You won’t. And not just because Ben Dickey, a musician without a lick of acting experience, plays Foley’s contradictions — from charming good ol’ boy to ornery bastard — without a note of excuse or sloppy sentiment. The bearish first-timer, doing double duty on guitar and vocals, brings a lived-in authenticity to such songs as “Clay Pigeons,” “If I Could Only Fly,” and “Picture Cards Can’t Picture You.” Dickey doesn’t impersonate Foley; he embodies him as a soulful artist and flawed human being who fought back the more that fame tried to tell him how to do things. Born Michael David Fuller in Arkansas (musician Red Foley was an inspiration), Blaze grew up in Texas singing with his mother, brother and sisters, acquiring the nickname “Deputy Dawg.” A bout with polio left him with a limp. And his disdain for glitz inspired him to use duct tape on the tips of his boots. (No rhinestones for this cowboy.) And one scene, featuring Foley singing to his abusive drunk of a dad (a superb Kris Kristofferson), now institutionalized and nearly comatose, suggests a lifetime in a few short moments.

Instead of following biopic blueprints, Hawke directs Blaze like a Foley song: artful, all over the place and possessed of enough blunt truth and aching tenderness to pull you up short. He basically divides the movie into three sections, with the most moving section involving Foley’s love affair with Sybil Rosen, an aspiring actress he calls “a beautiful little Jewish girl with kinky hair.” The remarkable Alia Shawkat plays the role with amazing grace and grit, making us understand the inspiration that this rough-hewn artist drew from her, especially during the year they spent living in the woods in a treehouse. It’s no wonder Hawke wrote the screenplay with Rosen, whose memoir is the basis for the film.

To understand Foley’s life on the road in Atlanta, Chicago, Houston, New York and, finally, Austin, where booze often got the best of him and helped end his relationship with Rosen, Hawke includes a radio interview conducted after the singer’s death. It’s Hawke, his back to the camera, who conducts the conversation with the late man’s friend and fellow musician Townes Van Zandt (Charlie Sexton) and Zee (Josh Hamilton), a harmonica player who seems poleaxed by the tall tales being told. (It involves going to Foley’s grave to dig up his body and retrieve a pawn ticket for Townes’ guitar). It’s myth-making, for sure, but Sexton — a longtime member of Bob Dylan’s band — brings a spectacular charisma to the honkytonk troubadour, whose own poetic nature and substance dependence mirrored Foley’s.

Still, the movie returns most often to the Outhouse bar where Foley created his most memorable music on the day of his death.

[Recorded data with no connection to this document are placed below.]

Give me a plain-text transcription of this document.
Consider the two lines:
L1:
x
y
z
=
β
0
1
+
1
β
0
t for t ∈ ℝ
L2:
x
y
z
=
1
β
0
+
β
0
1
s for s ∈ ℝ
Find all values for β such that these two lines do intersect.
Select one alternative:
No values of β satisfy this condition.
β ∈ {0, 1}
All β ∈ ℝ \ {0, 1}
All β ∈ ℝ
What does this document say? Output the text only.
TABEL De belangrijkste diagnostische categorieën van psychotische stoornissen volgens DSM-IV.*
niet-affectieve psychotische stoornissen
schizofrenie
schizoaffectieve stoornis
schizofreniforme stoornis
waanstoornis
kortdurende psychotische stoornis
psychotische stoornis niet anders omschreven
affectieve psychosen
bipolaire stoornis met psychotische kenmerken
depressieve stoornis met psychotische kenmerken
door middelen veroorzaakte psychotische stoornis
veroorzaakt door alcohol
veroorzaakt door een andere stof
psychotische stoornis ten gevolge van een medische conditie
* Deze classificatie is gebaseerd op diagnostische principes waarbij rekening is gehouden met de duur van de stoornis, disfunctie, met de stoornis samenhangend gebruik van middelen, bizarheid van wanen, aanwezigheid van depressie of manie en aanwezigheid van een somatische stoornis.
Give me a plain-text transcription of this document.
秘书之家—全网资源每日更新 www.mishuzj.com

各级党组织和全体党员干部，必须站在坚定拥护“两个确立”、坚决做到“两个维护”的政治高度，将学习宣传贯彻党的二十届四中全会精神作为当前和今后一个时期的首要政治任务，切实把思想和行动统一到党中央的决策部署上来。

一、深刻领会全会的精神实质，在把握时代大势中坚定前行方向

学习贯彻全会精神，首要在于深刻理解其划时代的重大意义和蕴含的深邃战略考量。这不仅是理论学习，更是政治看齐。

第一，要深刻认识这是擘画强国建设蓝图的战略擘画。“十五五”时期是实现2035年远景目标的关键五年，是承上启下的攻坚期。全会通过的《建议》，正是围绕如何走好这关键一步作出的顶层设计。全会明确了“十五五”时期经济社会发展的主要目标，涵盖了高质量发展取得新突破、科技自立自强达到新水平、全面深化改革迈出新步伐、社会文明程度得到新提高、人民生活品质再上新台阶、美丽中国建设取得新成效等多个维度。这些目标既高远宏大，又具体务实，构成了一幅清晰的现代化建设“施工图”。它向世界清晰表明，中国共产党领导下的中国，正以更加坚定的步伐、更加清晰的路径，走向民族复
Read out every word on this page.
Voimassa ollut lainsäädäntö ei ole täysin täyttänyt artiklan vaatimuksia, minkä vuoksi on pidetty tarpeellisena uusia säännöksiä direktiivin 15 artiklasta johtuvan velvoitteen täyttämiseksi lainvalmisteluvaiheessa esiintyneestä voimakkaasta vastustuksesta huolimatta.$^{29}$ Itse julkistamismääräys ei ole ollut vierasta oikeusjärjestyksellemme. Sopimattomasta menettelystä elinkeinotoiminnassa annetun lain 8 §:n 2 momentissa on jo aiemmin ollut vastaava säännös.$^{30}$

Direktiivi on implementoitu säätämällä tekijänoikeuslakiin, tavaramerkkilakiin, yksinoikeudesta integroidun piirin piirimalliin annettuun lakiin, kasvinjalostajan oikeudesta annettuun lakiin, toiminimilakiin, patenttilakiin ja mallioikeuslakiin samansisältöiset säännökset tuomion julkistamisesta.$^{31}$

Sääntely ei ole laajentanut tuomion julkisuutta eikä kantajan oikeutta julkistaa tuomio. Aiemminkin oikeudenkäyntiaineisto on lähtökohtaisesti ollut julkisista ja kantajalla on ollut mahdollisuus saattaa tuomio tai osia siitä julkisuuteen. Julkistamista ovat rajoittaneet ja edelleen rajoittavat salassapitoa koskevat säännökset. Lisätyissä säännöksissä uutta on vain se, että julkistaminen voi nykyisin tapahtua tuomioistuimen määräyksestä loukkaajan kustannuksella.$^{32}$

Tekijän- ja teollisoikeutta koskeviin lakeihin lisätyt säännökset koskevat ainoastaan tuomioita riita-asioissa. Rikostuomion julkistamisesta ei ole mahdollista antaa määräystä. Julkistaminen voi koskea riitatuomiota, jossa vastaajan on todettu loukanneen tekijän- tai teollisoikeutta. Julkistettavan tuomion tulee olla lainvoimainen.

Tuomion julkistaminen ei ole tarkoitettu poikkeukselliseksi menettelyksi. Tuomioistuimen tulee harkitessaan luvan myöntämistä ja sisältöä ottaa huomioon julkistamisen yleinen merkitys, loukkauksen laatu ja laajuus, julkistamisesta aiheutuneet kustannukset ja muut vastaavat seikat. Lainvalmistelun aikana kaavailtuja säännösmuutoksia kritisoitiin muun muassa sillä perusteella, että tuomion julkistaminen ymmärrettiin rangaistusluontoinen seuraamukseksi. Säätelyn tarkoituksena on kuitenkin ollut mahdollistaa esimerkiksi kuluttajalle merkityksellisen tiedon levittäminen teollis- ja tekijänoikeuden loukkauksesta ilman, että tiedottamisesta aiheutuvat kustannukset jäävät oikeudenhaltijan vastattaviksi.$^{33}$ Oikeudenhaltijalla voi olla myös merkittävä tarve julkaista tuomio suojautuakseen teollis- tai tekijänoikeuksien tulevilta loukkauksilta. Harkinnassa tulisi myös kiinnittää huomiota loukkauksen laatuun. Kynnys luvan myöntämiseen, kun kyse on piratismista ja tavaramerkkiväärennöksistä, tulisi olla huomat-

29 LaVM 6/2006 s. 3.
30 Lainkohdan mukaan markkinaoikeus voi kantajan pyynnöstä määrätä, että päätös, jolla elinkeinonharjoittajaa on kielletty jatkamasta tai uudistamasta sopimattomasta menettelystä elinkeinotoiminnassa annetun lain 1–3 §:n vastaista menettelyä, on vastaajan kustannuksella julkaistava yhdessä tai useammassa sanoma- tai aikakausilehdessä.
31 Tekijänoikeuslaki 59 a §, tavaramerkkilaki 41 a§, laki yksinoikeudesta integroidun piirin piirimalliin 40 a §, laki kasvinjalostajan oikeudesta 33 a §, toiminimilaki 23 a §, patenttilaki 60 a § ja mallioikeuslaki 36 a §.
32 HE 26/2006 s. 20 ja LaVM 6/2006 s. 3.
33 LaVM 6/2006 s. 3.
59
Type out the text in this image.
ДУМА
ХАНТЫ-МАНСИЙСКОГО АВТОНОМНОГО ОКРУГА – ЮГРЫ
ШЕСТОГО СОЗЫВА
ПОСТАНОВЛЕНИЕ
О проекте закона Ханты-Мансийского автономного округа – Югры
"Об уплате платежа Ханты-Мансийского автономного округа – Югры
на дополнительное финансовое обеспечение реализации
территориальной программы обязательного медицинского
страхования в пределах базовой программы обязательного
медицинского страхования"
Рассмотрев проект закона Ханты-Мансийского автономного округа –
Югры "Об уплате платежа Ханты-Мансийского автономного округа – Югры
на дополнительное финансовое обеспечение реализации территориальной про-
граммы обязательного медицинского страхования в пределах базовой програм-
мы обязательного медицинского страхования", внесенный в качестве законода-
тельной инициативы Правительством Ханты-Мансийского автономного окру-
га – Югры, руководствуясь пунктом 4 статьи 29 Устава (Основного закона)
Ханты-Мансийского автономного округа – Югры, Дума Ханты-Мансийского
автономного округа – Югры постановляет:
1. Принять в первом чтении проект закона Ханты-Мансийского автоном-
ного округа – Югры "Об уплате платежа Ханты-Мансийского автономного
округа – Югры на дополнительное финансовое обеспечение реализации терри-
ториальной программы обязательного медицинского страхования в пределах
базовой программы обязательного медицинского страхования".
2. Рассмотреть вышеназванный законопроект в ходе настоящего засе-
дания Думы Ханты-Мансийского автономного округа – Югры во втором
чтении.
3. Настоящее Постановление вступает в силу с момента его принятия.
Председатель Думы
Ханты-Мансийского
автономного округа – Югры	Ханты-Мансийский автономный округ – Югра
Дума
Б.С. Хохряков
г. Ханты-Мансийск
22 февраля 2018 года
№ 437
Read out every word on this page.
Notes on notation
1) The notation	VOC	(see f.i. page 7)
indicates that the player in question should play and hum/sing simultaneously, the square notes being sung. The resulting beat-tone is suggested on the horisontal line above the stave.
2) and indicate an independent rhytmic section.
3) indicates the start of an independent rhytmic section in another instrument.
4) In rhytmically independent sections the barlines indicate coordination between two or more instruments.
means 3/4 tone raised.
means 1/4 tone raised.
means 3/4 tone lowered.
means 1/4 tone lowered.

It’s here that Dickey and Hawke join forces to construct a portrait of an artist eager to making his art no matter how few applaud or even bear witness. We see an outlaw musician who fought to hold off success at the pass. In a terrific scene, Foley destroys a big chance offered to him by a trio of record execs, played hilariously by — of all people — Richard Linklater, Sam Rockwell and Steve Zahn. As Foley tells Rosen, “I don’t want to be a star, I want to be a legend.” Since his death, the Foley legend has been burnished by others, including Kevin Triplett’s 2011 documentary, Blaze Foley: Duct Tape Messiah. “If I Could Only Fly” has been recorded by Merle Haggard and Willie Nelson; “Election Day” was covered by Lyle Lovett and “Clay Pigeons” by John Prine. The song “Drunken Angel” by Lucinda Williams is a tribute to Foley, as is Townes Van Zandt’s “Blaze’s Blues.”

But Hawke, less interested in kissing up to his subject than in telling the prickly truth, does it best. Instead of making a biopic underscored with on-point song cues, the actor-director uncovers the random snatches of love, loneliness, creativity, insecurity and self-destructiveness that make up a life. Hawke doesn’t tell us about Foley, he shows us an artist in the act of defining himself by making music on his own terms. That’s also what he’s doing as a filmmaker in this self-described “gonzo country western opera.” Blaze sparks fire by putting us in a legend’s restless, resourceful company. Watch him fly.